Ce que nous avons observé ces derniers mois est non seulement une fracture du système du monde financier, mais le discrédit d’une discipline, la finance. Il y a environ 4000 professeurs de finance dans les universités du monde, des milliers de papiers sont publiés chaque année, et pourtant la communauté universitaire n’a donné presque aucun, pour ne pas dire aucun avertissement sur le potentiel incendiaire des marchés financiers globaux. Est-il trop dur d’en conclure que malgré les ressources considérables qui nourrissent cette discipline, notre compréhension réelle du comportement des marchés financiers n’est pas aujourd’hui plus grande qu’elle ne l’était en 1929/33… ou en 1720 ? [9].

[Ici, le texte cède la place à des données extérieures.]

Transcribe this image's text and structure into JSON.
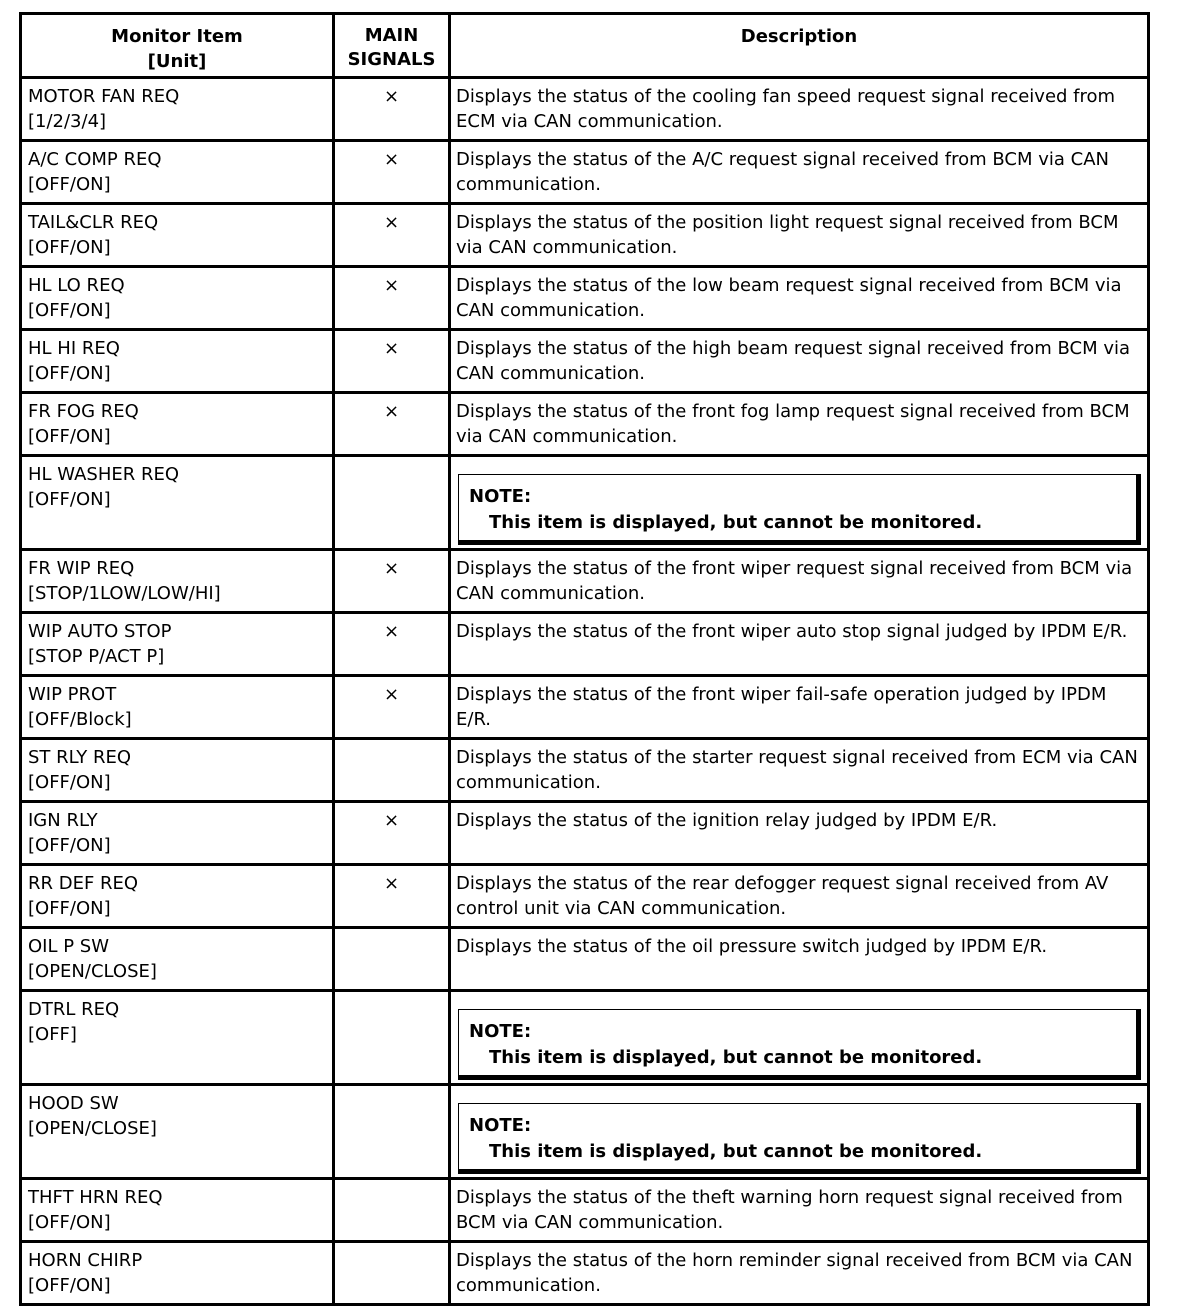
{
  "header": {
    "item_line1": "Monitor Item",
    "item_line2": "[Unit]",
    "main_line1": "MAIN",
    "main_line2": "SIGNALS",
    "description": "Description"
  },
  "note": {
    "title": "NOTE:",
    "text": "This item is displayed, but cannot be monitored."
  },
  "rows": [
    {
      "item": "MOTOR FAN REQ",
      "unit": "[1/2/3/4]",
      "main": "×",
      "desc": "Displays the status of the cooling fan speed request signal received from ECM via CAN communication."
    },
    {
      "item": "A/C COMP REQ",
      "unit": "[OFF/ON]",
      "main": "×",
      "desc": "Displays the status of the A/C request signal received from BCM via CAN communication."
    },
    {
      "item": "TAIL&CLR REQ",
      "unit": "[OFF/ON]",
      "main": "×",
      "desc": "Displays the status of the position light request signal received from BCM via CAN communication."
    },
    {
      "item": "HL LO REQ",
      "unit": "[OFF/ON]",
      "main": "×",
      "desc": "Displays the status of the low beam request signal received from BCM via CAN communication."
    },
    {
      "item": "HL HI REQ",
      "unit": "[OFF/ON]",
      "main": "×",
      "desc": "Displays the status of the high beam request signal received from BCM via CAN communication."
    },
    {
      "item": "FR FOG REQ",
      "unit": "[OFF/ON]",
      "main": "×",
      "desc": "Displays the status of the front fog lamp request signal received from BCM via CAN communication."
    },
    {
      "item": "HL WASHER REQ",
      "unit": "[OFF/ON]",
      "main": "",
      "note": true
    },
    {
      "item": "FR WIP REQ",
      "unit": "[STOP/1LOW/LOW/HI]",
      "main": "×",
      "desc": "Displays the status of the front wiper request signal received from BCM via CAN communication."
    },
    {
      "item": "WIP AUTO STOP",
      "unit": "[STOP P/ACT P]",
      "main": "×",
      "desc": "Displays the status of the front wiper auto stop signal judged by IPDM E/R."
    },
    {
      "item": "WIP PROT",
      "unit": "[OFF/Block]",
      "main": "×",
      "desc": "Displays the status of the front wiper fail-safe operation judged by IPDM E/R."
    },
    {
      "item": "ST RLY REQ",
      "unit": "[OFF/ON]",
      "main": "",
      "desc": "Displays the status of the starter request signal received from ECM via CAN communication."
    },
    {
      "item": "IGN RLY",
      "unit": "[OFF/ON]",
      "main": "×",
      "desc": "Displays the status of the ignition relay judged by IPDM E/R."
    },
    {
      "item": "RR DEF REQ",
      "unit": "[OFF/ON]",
      "main": "×",
      "desc": "Displays the status of the rear defogger request signal received from AV control unit via CAN communication."
    },
    {
      "item": "OIL P SW",
      "unit": "[OPEN/CLOSE]",
      "main": "",
      "desc": "Displays the status of the oil pressure switch judged by IPDM E/R."
    },
    {
      "item": "DTRL REQ",
      "unit": "[OFF]",
      "main": "",
      "note": true
    },
    {
      "item": "HOOD SW",
      "unit": "[OPEN/CLOSE]",
      "main": "",
      "note": true
    },
    {
      "item": "THFT HRN REQ",
      "unit": "[OFF/ON]",
      "main": "",
      "desc": "Displays the status of the theft warning horn request signal received from BCM via CAN communication."
    },
    {
      "item": "HORN CHIRP",
      "unit": "[OFF/ON]",
      "main": "",
      "desc": "Displays the status of the horn reminder signal received from BCM via CAN communication."
    }
  ]
}
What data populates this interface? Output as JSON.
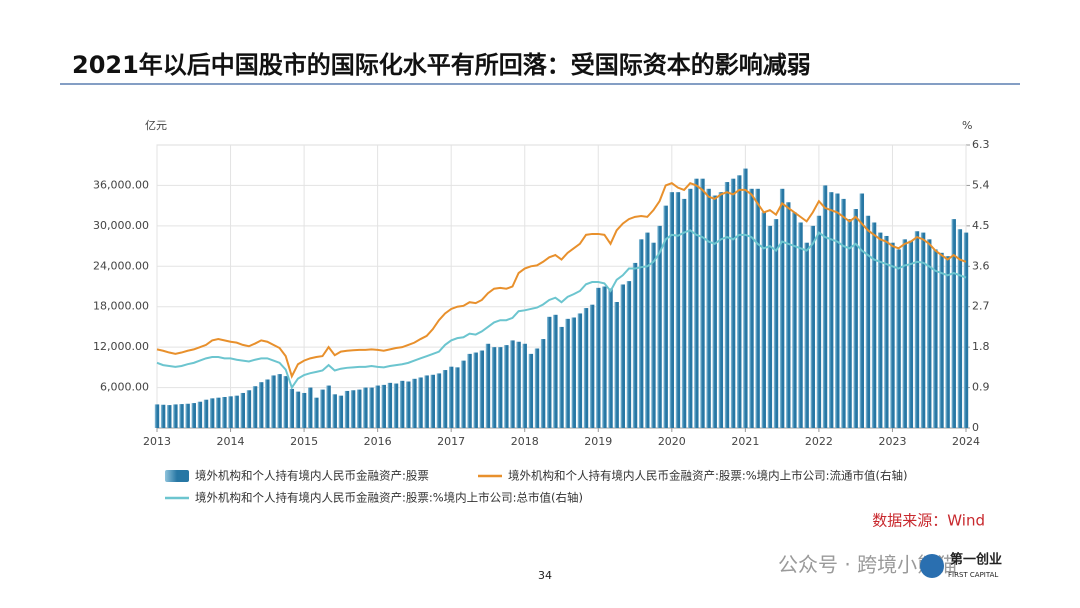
{
  "title": "2021年以后中国股市的国际化水平有所回落：受国际资本的影响减弱",
  "page_number": "34",
  "watermark": "公众号 · 跨境小熊猫",
  "logo": "第一创业",
  "logo_sub": "FIRST CAPITAL",
  "chart_data": {
    "type": "bar",
    "y_unit": "亿元",
    "y2_unit": "%",
    "source": "数据来源：Wind",
    "grid": true,
    "categories": [
      "2013",
      null,
      null,
      null,
      null,
      null,
      null,
      null,
      null,
      null,
      null,
      null,
      "2014",
      null,
      null,
      null,
      null,
      null,
      null,
      null,
      null,
      null,
      null,
      null,
      "2015",
      null,
      null,
      null,
      null,
      null,
      null,
      null,
      null,
      null,
      null,
      null,
      "2016",
      null,
      null,
      null,
      null,
      null,
      null,
      null,
      null,
      null,
      null,
      null,
      "2017",
      null,
      null,
      null,
      null,
      null,
      null,
      null,
      null,
      null,
      null,
      null,
      "2018",
      null,
      null,
      null,
      null,
      null,
      null,
      null,
      null,
      null,
      null,
      null,
      "2019",
      null,
      null,
      null,
      null,
      null,
      null,
      null,
      null,
      null,
      null,
      null,
      "2020",
      null,
      null,
      null,
      null,
      null,
      null,
      null,
      null,
      null,
      null,
      null,
      "2021",
      null,
      null,
      null,
      null,
      null,
      null,
      null,
      null,
      null,
      null,
      null,
      "2022",
      null,
      null,
      null,
      null,
      null,
      null,
      null,
      null,
      null,
      null,
      null,
      "2023",
      null,
      null,
      null,
      null,
      null,
      null,
      null,
      null,
      null,
      null,
      null,
      "2024"
    ],
    "ylim": [
      0,
      42000
    ],
    "yticks": [
      {
        "value": 6000,
        "label": "6,000.00"
      },
      {
        "value": 12000,
        "label": "12,000.00"
      },
      {
        "value": 18000,
        "label": "18,000.00"
      },
      {
        "value": 24000,
        "label": "24,000.00"
      },
      {
        "value": 30000,
        "label": "30,000.00"
      },
      {
        "value": 36000,
        "label": "36,000.00"
      }
    ],
    "y2lim": [
      0,
      6.3
    ],
    "y2ticks": [
      0,
      0.9,
      1.8,
      2.7,
      3.6,
      4.5,
      5.4,
      6.3
    ],
    "series": [
      {
        "name": "境外机构和个人持有境内人民币金融资产:股票",
        "type": "bar",
        "color": "#2777a4",
        "values": [
          3500,
          3450,
          3400,
          3500,
          3550,
          3600,
          3700,
          3900,
          4200,
          4400,
          4500,
          4600,
          4700,
          4800,
          5200,
          5600,
          6200,
          6800,
          7200,
          7800,
          8000,
          7700,
          5800,
          5400,
          5200,
          6000,
          4500,
          5700,
          6300,
          5000,
          4800,
          5500,
          5600,
          5700,
          6000,
          6000,
          6300,
          6400,
          6700,
          6600,
          7000,
          6900,
          7300,
          7500,
          7800,
          7900,
          8100,
          8600,
          9100,
          9000,
          10000,
          11000,
          11200,
          11500,
          12500,
          12000,
          12000,
          12300,
          13000,
          12800,
          12500,
          11000,
          11800,
          13200,
          16500,
          16800,
          15000,
          16200,
          16400,
          17000,
          17800,
          18300,
          20800,
          21000,
          20700,
          18700,
          21300,
          21800,
          24500,
          28000,
          29000,
          27500,
          30000,
          33000,
          35000,
          35000,
          34000,
          35500,
          37000,
          37000,
          35500,
          34500,
          35000,
          36500,
          37000,
          37500,
          38500,
          35500,
          35500,
          32000,
          30000,
          31000,
          35500,
          33500,
          32000,
          30500,
          27500,
          30000,
          31500,
          36000,
          35000,
          34800,
          34000,
          31000,
          32500,
          34800,
          31500,
          30500,
          29000,
          28500,
          27500,
          26500,
          28000,
          27800,
          29200,
          29000,
          28000,
          26500,
          26000,
          25500,
          31000,
          29500,
          29000
        ]
      },
      {
        "name": "境外机构和个人持有境内人民币金融资产:股票:%境内上市公司:流通市值(右轴)",
        "type": "line",
        "axis": "y2",
        "color": "#e8902c",
        "values": [
          1.75,
          1.72,
          1.68,
          1.65,
          1.68,
          1.72,
          1.75,
          1.8,
          1.85,
          1.95,
          1.98,
          1.95,
          1.92,
          1.9,
          1.85,
          1.82,
          1.88,
          1.95,
          1.92,
          1.85,
          1.78,
          1.6,
          1.15,
          1.42,
          1.5,
          1.55,
          1.58,
          1.6,
          1.8,
          1.62,
          1.7,
          1.72,
          1.73,
          1.74,
          1.74,
          1.75,
          1.74,
          1.72,
          1.75,
          1.78,
          1.8,
          1.85,
          1.9,
          1.98,
          2.05,
          2.2,
          2.4,
          2.55,
          2.65,
          2.7,
          2.72,
          2.8,
          2.78,
          2.85,
          3.0,
          3.1,
          3.12,
          3.1,
          3.15,
          3.45,
          3.55,
          3.6,
          3.62,
          3.7,
          3.8,
          3.85,
          3.75,
          3.9,
          4.0,
          4.1,
          4.3,
          4.32,
          4.32,
          4.3,
          4.1,
          4.4,
          4.55,
          4.65,
          4.7,
          4.72,
          4.7,
          4.85,
          5.05,
          5.4,
          5.45,
          5.35,
          5.3,
          5.45,
          5.4,
          5.3,
          5.15,
          5.1,
          5.2,
          5.25,
          5.2,
          5.3,
          5.3,
          5.2,
          5.0,
          4.8,
          4.85,
          4.75,
          5.0,
          4.9,
          4.8,
          4.7,
          4.6,
          4.8,
          5.05,
          4.9,
          4.85,
          4.8,
          4.7,
          4.6,
          4.7,
          4.55,
          4.4,
          4.3,
          4.2,
          4.15,
          4.05,
          4.0,
          4.1,
          4.15,
          4.25,
          4.2,
          4.1,
          3.95,
          3.85,
          3.75,
          3.85,
          3.75,
          3.7
        ]
      },
      {
        "name": "境外机构和个人持有境内人民币金融资产:股票:%境内上市公司:总市值(右轴)",
        "type": "line",
        "axis": "y2",
        "color": "#6cc5cf",
        "values": [
          1.45,
          1.4,
          1.38,
          1.36,
          1.38,
          1.42,
          1.45,
          1.5,
          1.55,
          1.58,
          1.58,
          1.55,
          1.55,
          1.52,
          1.5,
          1.48,
          1.52,
          1.55,
          1.55,
          1.5,
          1.45,
          1.3,
          0.9,
          1.1,
          1.18,
          1.22,
          1.25,
          1.28,
          1.4,
          1.28,
          1.32,
          1.34,
          1.35,
          1.36,
          1.36,
          1.38,
          1.36,
          1.35,
          1.38,
          1.4,
          1.42,
          1.45,
          1.5,
          1.55,
          1.6,
          1.65,
          1.7,
          1.85,
          1.95,
          2.0,
          2.02,
          2.1,
          2.08,
          2.15,
          2.25,
          2.35,
          2.4,
          2.4,
          2.45,
          2.6,
          2.62,
          2.65,
          2.68,
          2.75,
          2.85,
          2.9,
          2.8,
          2.92,
          2.98,
          3.05,
          3.2,
          3.25,
          3.25,
          3.22,
          3.05,
          3.3,
          3.4,
          3.55,
          3.55,
          3.58,
          3.6,
          3.7,
          3.9,
          4.2,
          4.3,
          4.28,
          4.35,
          4.4,
          4.3,
          4.25,
          4.15,
          4.1,
          4.2,
          4.25,
          4.2,
          4.3,
          4.3,
          4.25,
          4.1,
          4.0,
          4.05,
          3.95,
          4.15,
          4.1,
          4.05,
          4.0,
          3.95,
          4.1,
          4.35,
          4.25,
          4.2,
          4.15,
          4.05,
          4.0,
          4.1,
          3.95,
          3.85,
          3.75,
          3.7,
          3.65,
          3.6,
          3.55,
          3.62,
          3.65,
          3.7,
          3.68,
          3.6,
          3.5,
          3.45,
          3.4,
          3.45,
          3.4,
          3.35
        ]
      }
    ]
  }
}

Thomas Lux, économiste allemand à l’Université de Kiel, et ses sept collègues allemands, danois, français et américains, ne sont pas plus tendres envers les économistes. En effet, dans un article au titre on ne peut plus éloquent, The Financial Crisis and the Systematic Failure of Academic Economics [10] , ils livrent un verdict dévastateur pour l’économie dominante : si les économistes semblent avoir été inconscients de la longue gestation de la crise financière actuelle et, une fois celle-ci survenue, en avoir fortement sous-estimé la complexité, cela tient à une mauvaise orientation des efforts de recherche en économie dans le monde universitaire. De plus, outre ce premier échec au niveau de l’analyse économique, les économistes ont failli à leur obligation d’information auprès de la population quant aux limites et faiblesses, voire même aux dangers, que comportent leurs modèles. Les auteurs en arrivent à ce constat au terme d’une analyse fouillée des carences méthodologiques et conceptuelles des modèles de gestion du risque servant à évaluer les risques associés aux produits dérivés ainsi que des modèles macroéconomiques utilisés en économie financière.


[1] L’article a été publié sur le site en mars dernier avec l’aimable autorisation de la revue Argument (Le capitalisme est-il une fatalité ? Vol. 11, no 2, printemps-été 2009, Les Presses de l’Université Laval, p. 73-83). Le numéro est maintenant en kiosque.
[2] Ibid. p. 81-82
[3] Christian Chavagneux, 2009, Les économistes mis en cause. Des voix s’élèvent pour dénoncer le fait qu’aucun spécialiste de la science économique n’a vu venir le séisme financier », Alternatives Economiques, no 279, avril, p. 61.
[4] Id.
[5] Robert Dutrisac, 2009, « Jérôme-Forget peint l’avenir en rouge », Le Devoir, vendredi, 20 mars, p. A10.
[6] Robert Dale, 2008, « Crise financière : la faillite des chercheurs », Télos, 1er décembre, p. 1 ; http://www.telos-eu.com/fr/article/… ; site consulté le 16 décembre 2008.
[7] Ibid., p. 2.
[8] Id.
[9] Ibid., p. 3.
[10] David Colander, Hans Föllmer, Armin Haas, Michael Goldberg, Katarina Juselius, Alan Kirman, Thomas Lux, et Brigitte Sloth, 2009, The Financial Crisis and the Systematic Failure of Academic Economics, The Dahlem Report ; www.debtdeflation.com/blogs/… ; site consulté le 28 février 2009.